Polito 6: partita senza picchi, né positivi ne negativi. Viene confermato dopo la buona prova di Caserta, anche contro un avversario pericoloso come Kanoutè. Lo controlla tutto sommato bene, ma ad inizio ripresa esce per un problema alla caviglia. (Dal 53′ Ortisi 6: spinge il giusto, ma è più utile a controllare la partita. Esce anche lui con la sufficienza in pagella).

Il centrocampo

Frisenna 6,5: stavolta la sua proverbiale corsa e la capacità di inserirsi in area deve lasciare spazio ad altro. Partita più da ragionatore conclusa egregiamente, con tanti cambi di campo e un’ottima capacità di ripiegamento.

Giunta 6: forse il meno brillante dei suoi insieme a Rosafio, ma ha l’attenuante di essere stato poco bene in settimana. La necessità di un giocatore più difensivo, che dia equilibrio alla squadra, porta Modica a scegliere Giunta. Lui stringe i denti e fa il suo.

L’attacco

Rosafio 6: oggi meno spumeggiante di altre volte. Prova diverse volte a puntare l’avversario di turno ma raramente riesce a saltarlo. Nel secondo tempo migliora un po’ e alla fine strappa la sufficienza. (Dall’81’ Civilleri S.V.).

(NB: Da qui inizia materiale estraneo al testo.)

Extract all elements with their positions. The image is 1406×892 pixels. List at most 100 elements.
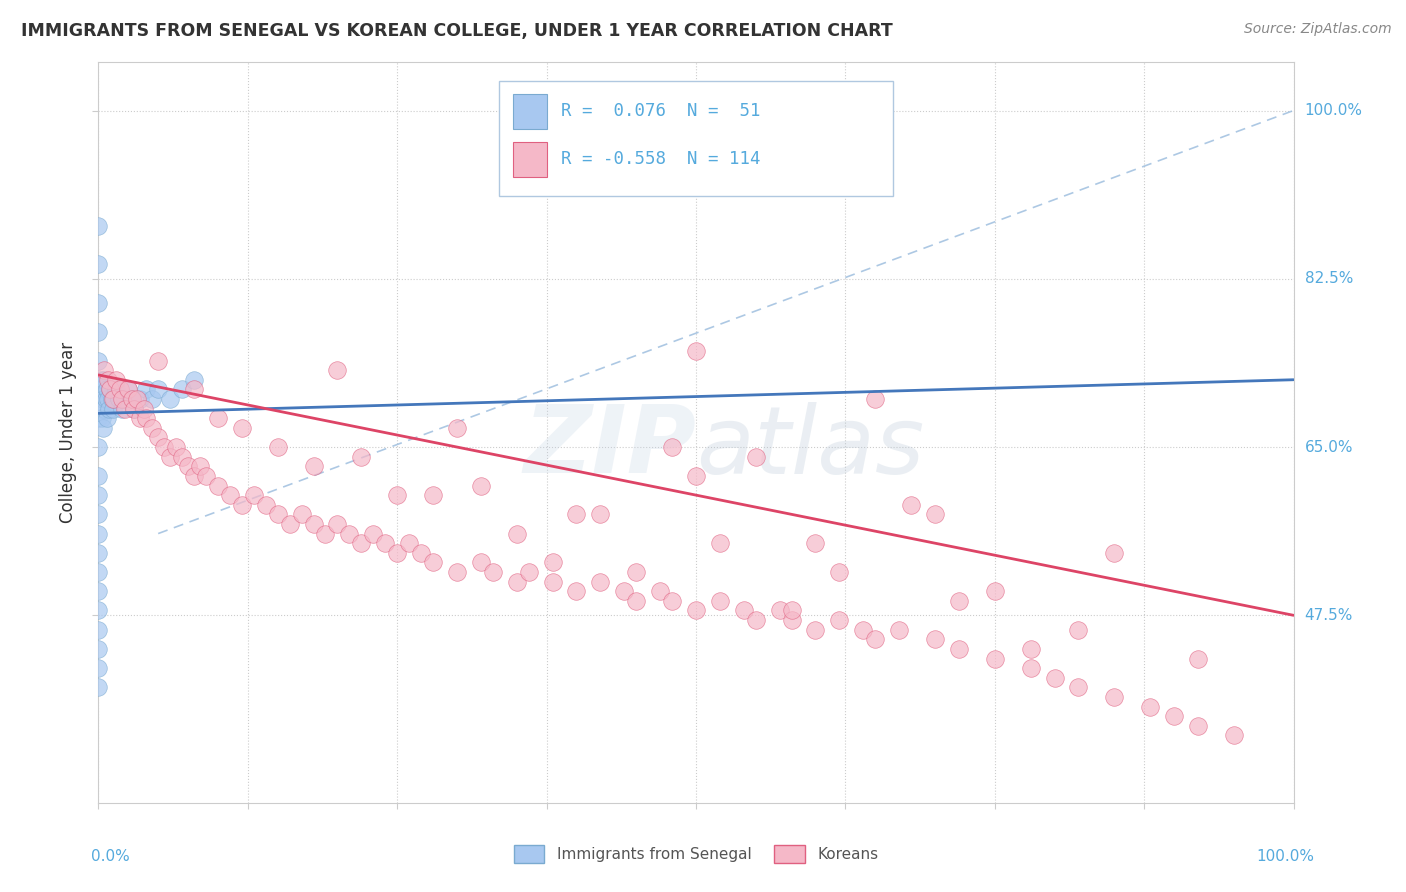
Point bbox=[148, 430, 170, 444]
Point bbox=[780, 603, 803, 617]
Point bbox=[114, 401, 136, 416]
Text: ZIP: ZIP bbox=[523, 401, 696, 493]
Point bbox=[96, 382, 118, 396]
Point bbox=[745, 450, 768, 464]
Point bbox=[565, 508, 588, 522]
Point bbox=[470, 556, 492, 570]
Y-axis label: College, Under 1 year: College, Under 1 year bbox=[59, 342, 77, 524]
Text: 47.5%: 47.5% bbox=[1305, 607, 1353, 623]
Point bbox=[1187, 719, 1209, 733]
Point bbox=[780, 613, 803, 627]
Point bbox=[195, 469, 218, 483]
Point bbox=[87, 411, 110, 425]
Point bbox=[141, 421, 163, 435]
Point bbox=[984, 651, 1007, 665]
Point bbox=[148, 382, 170, 396]
Point bbox=[177, 459, 200, 474]
Point bbox=[207, 478, 229, 492]
Point bbox=[1104, 546, 1126, 560]
Point bbox=[87, 382, 110, 396]
Point bbox=[87, 469, 110, 483]
Text: 0.0%: 0.0% bbox=[91, 849, 131, 863]
Point bbox=[589, 508, 612, 522]
Point bbox=[350, 450, 373, 464]
Point bbox=[87, 508, 110, 522]
Point bbox=[153, 440, 176, 454]
Point bbox=[626, 565, 648, 579]
Point bbox=[541, 574, 564, 589]
Point bbox=[243, 488, 266, 502]
Point bbox=[865, 392, 887, 406]
Point bbox=[541, 556, 564, 570]
Point bbox=[91, 392, 114, 406]
Point bbox=[865, 632, 887, 647]
Point bbox=[278, 516, 301, 531]
Text: atlas: atlas bbox=[696, 402, 924, 493]
Point bbox=[1043, 671, 1066, 685]
Point bbox=[103, 392, 125, 406]
Point bbox=[565, 584, 588, 599]
Point bbox=[172, 450, 194, 464]
Point bbox=[385, 488, 409, 502]
Text: Source: ZipAtlas.com: Source: ZipAtlas.com bbox=[1244, 22, 1392, 37]
Point bbox=[207, 411, 229, 425]
Point bbox=[87, 565, 110, 579]
Text: R =  0.076  N =  51: R = 0.076 N = 51 bbox=[561, 102, 761, 120]
Point bbox=[385, 546, 409, 560]
Point bbox=[506, 574, 529, 589]
Point bbox=[101, 392, 124, 406]
Point bbox=[124, 401, 146, 416]
Point bbox=[517, 565, 540, 579]
Point bbox=[87, 584, 110, 599]
Point bbox=[87, 603, 110, 617]
Point bbox=[804, 623, 827, 637]
Point bbox=[1067, 623, 1090, 637]
Point bbox=[828, 613, 851, 627]
Point bbox=[87, 295, 110, 310]
Text: 100.0%: 100.0% bbox=[1305, 103, 1362, 118]
Point bbox=[105, 382, 128, 396]
Point bbox=[1019, 642, 1042, 657]
Point bbox=[121, 392, 143, 406]
Text: 82.5%: 82.5% bbox=[1305, 271, 1353, 286]
Point bbox=[96, 411, 118, 425]
Point bbox=[87, 681, 110, 695]
Point bbox=[291, 508, 314, 522]
Point bbox=[135, 382, 157, 396]
Point bbox=[889, 623, 911, 637]
Point bbox=[506, 526, 529, 541]
Point bbox=[148, 353, 170, 368]
Point bbox=[132, 401, 155, 416]
Point bbox=[326, 516, 349, 531]
Point bbox=[661, 440, 683, 454]
FancyBboxPatch shape bbox=[499, 81, 893, 195]
Point bbox=[648, 584, 672, 599]
Point bbox=[94, 392, 117, 406]
Point bbox=[924, 632, 946, 647]
Point bbox=[188, 459, 211, 474]
Point bbox=[93, 373, 115, 387]
Text: IMMIGRANTS FROM SENEGAL VS KOREAN COLLEGE, UNDER 1 YEAR CORRELATION CHART: IMMIGRANTS FROM SENEGAL VS KOREAN COLLEG… bbox=[21, 22, 893, 40]
Point bbox=[709, 594, 731, 608]
Point bbox=[105, 373, 128, 387]
Point bbox=[768, 603, 790, 617]
Point bbox=[129, 411, 152, 425]
Point bbox=[1019, 661, 1042, 675]
Point bbox=[302, 459, 325, 474]
Point bbox=[315, 526, 337, 541]
FancyBboxPatch shape bbox=[513, 142, 547, 178]
Point bbox=[111, 401, 134, 416]
Point bbox=[948, 642, 970, 657]
Point bbox=[97, 392, 120, 406]
Point bbox=[745, 613, 768, 627]
Point bbox=[165, 440, 187, 454]
Point bbox=[350, 536, 373, 550]
Point bbox=[121, 392, 143, 406]
Point bbox=[117, 382, 139, 396]
Point bbox=[90, 373, 112, 387]
Point bbox=[124, 401, 146, 416]
Point bbox=[91, 411, 114, 425]
Point bbox=[87, 661, 110, 675]
Point bbox=[302, 516, 325, 531]
Text: 65.0%: 65.0% bbox=[1305, 440, 1353, 455]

Emmausso 6: nel primo tempo parte piano, meno nel vivo del gioco. Nel secondo tempo è più attivo e riesce ad infilarsi meglio tra le maglie avversarie. Partita comunque non paragonabile a quella di Caserta, ma ai giallorossi va bene così. (Dall’81’ Scafetta S.V.).

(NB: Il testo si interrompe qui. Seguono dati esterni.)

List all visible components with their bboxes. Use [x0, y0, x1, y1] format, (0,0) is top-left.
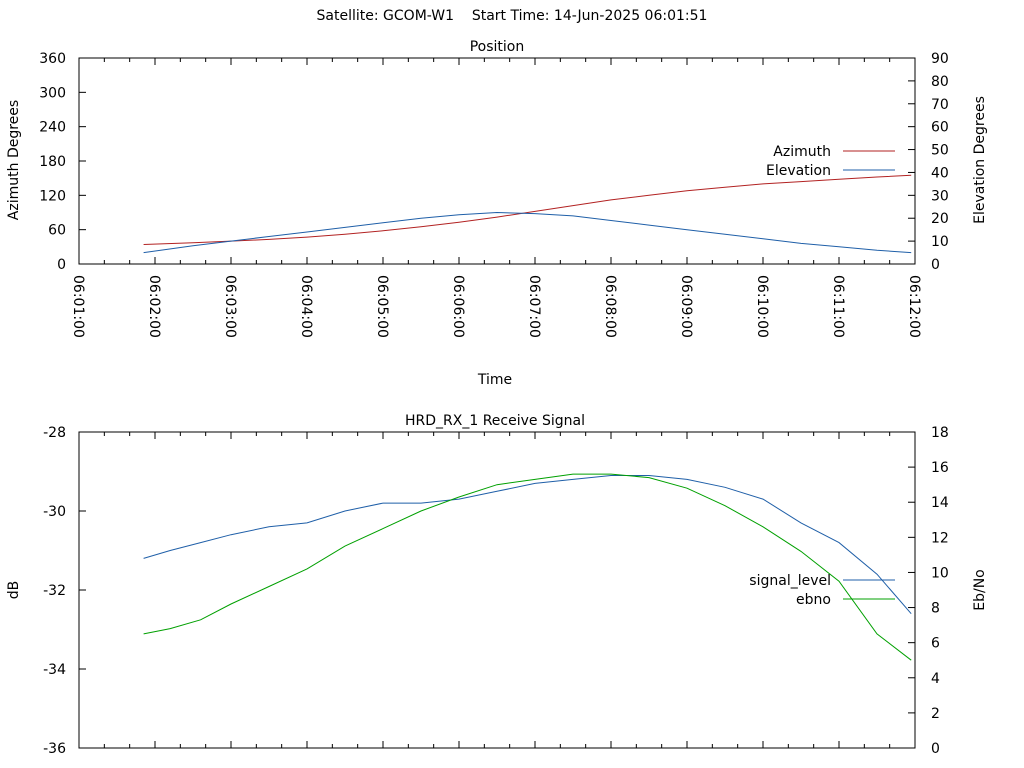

Zunno 7: decide la gara da attaccante navigato, con un perfetto tap-in. L’esterno scuola Cremonese si sta trasformando in un punto di riferimento della manovra giallorossa. Inoltre sottoporta è sempre più cattivo. Se troverà il gol con continuità, il Messina può sfregarsi le mani. (Dal 90′ Ragusa S.V.).

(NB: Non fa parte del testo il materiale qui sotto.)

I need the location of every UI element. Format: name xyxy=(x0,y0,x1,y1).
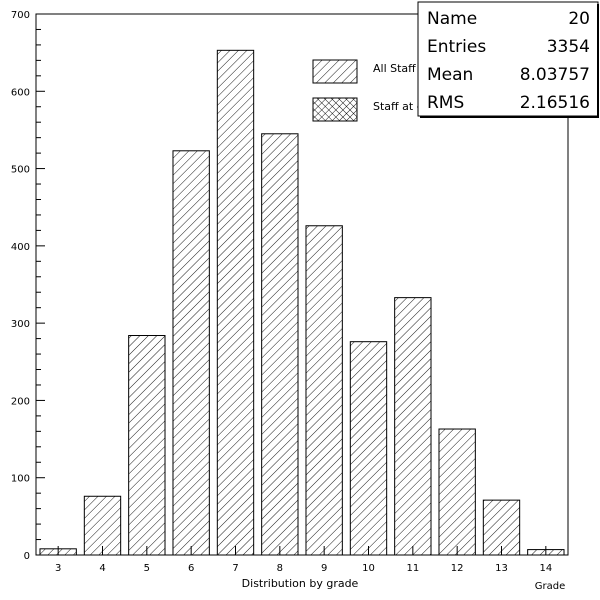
bars-group xyxy=(39,49,565,556)
x-axis-unit: Grade xyxy=(535,581,566,592)
stats-label: RMS xyxy=(427,93,464,113)
plot-frame xyxy=(35,13,569,556)
x-tick-label: 7 xyxy=(232,563,238,574)
stats-label: Mean xyxy=(427,65,473,85)
x-tick-label: 12 xyxy=(451,563,464,574)
x-tick-label: 10 xyxy=(362,563,375,574)
y-tick-label: 300 xyxy=(11,319,30,330)
stats-value: 2.16516 xyxy=(520,93,590,113)
x-tick-label: 8 xyxy=(277,563,283,574)
legend-label: All Staff xyxy=(373,62,416,75)
x-axis: 3 4 5 6 7 8 9 10 11 12 13 14 xyxy=(55,546,552,574)
bar-grade-5 xyxy=(128,335,166,556)
bar-grade-7 xyxy=(216,49,255,556)
x-tick-label: 3 xyxy=(55,563,61,574)
stats-value: 8.03757 xyxy=(520,65,590,85)
bar-grade-9 xyxy=(305,225,343,556)
y-tick-label: 400 xyxy=(11,242,30,253)
x-tick-label: 11 xyxy=(406,563,419,574)
legend-swatch xyxy=(312,59,358,84)
stats-box-frame xyxy=(417,1,599,117)
bar-grade-12 xyxy=(438,428,476,556)
bar-grade-8 xyxy=(261,133,299,556)
x-tick-label: 14 xyxy=(539,563,552,574)
stats-label: Entries xyxy=(427,37,486,57)
stats-label: Name xyxy=(427,9,477,29)
x-tick-label: 6 xyxy=(188,563,194,574)
bar-grade-11 xyxy=(394,297,432,556)
y-tick-label: 200 xyxy=(11,396,30,407)
bar-grade-4 xyxy=(83,495,122,556)
bar-grade-6 xyxy=(172,150,210,556)
y-tick-label: 500 xyxy=(11,165,30,176)
stats-value: 20 xyxy=(568,9,590,29)
bar-grade-10 xyxy=(349,341,388,556)
x-axis-title: Distribution by grade xyxy=(242,577,359,590)
y-axis: 0 100 200 300 400 500 600 700 xyxy=(11,10,45,562)
y-tick-label: 100 xyxy=(11,474,30,485)
y-tick-label: 600 xyxy=(11,87,30,98)
x-tick-label: 13 xyxy=(495,563,508,574)
stats-box: Name 20 Entries 3354 Mean 8.03757 RMS 2.16516 xyxy=(417,1,599,118)
x-tick-label: 5 xyxy=(144,563,150,574)
stats-value: 3354 xyxy=(547,37,590,57)
x-tick-label: 9 xyxy=(321,563,327,574)
x-tick-label: 4 xyxy=(99,563,105,574)
legend-swatch xyxy=(312,97,358,122)
y-tick-label: 700 xyxy=(11,10,30,21)
y-tick-label: 0 xyxy=(24,551,30,562)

Luciani 6: l’ex Frosinone viene scelto ancora una volta dal primo minuto per dare maggiore imprevedibilità alla manovra giallorossa. Il numero 9 ha un paio d’occasioni, ma non è abbastanza fortunato. Ad inizio ripresa, lascia spazio a Plescia. (Dal 53′ Plescia 6,5: al primo pallone toccato trova un numero da giocoliere. Una rovesciata da terra che consente a Zunno di trovare il gol. Poi si sbatte tanto e torna utilissimo per difendere il vantaggio).

Messina-Taranto, le pagelle: il voto del tecnico giallorosso

Modica 6: il 4-2-3-1, nato dalla necessità, ora sembra intoccabile. Il tecnico però ci mette del suo anche a gara in corso, facendo entrare Plescia, che decide la gara. Questo Messina ora può dire la sua.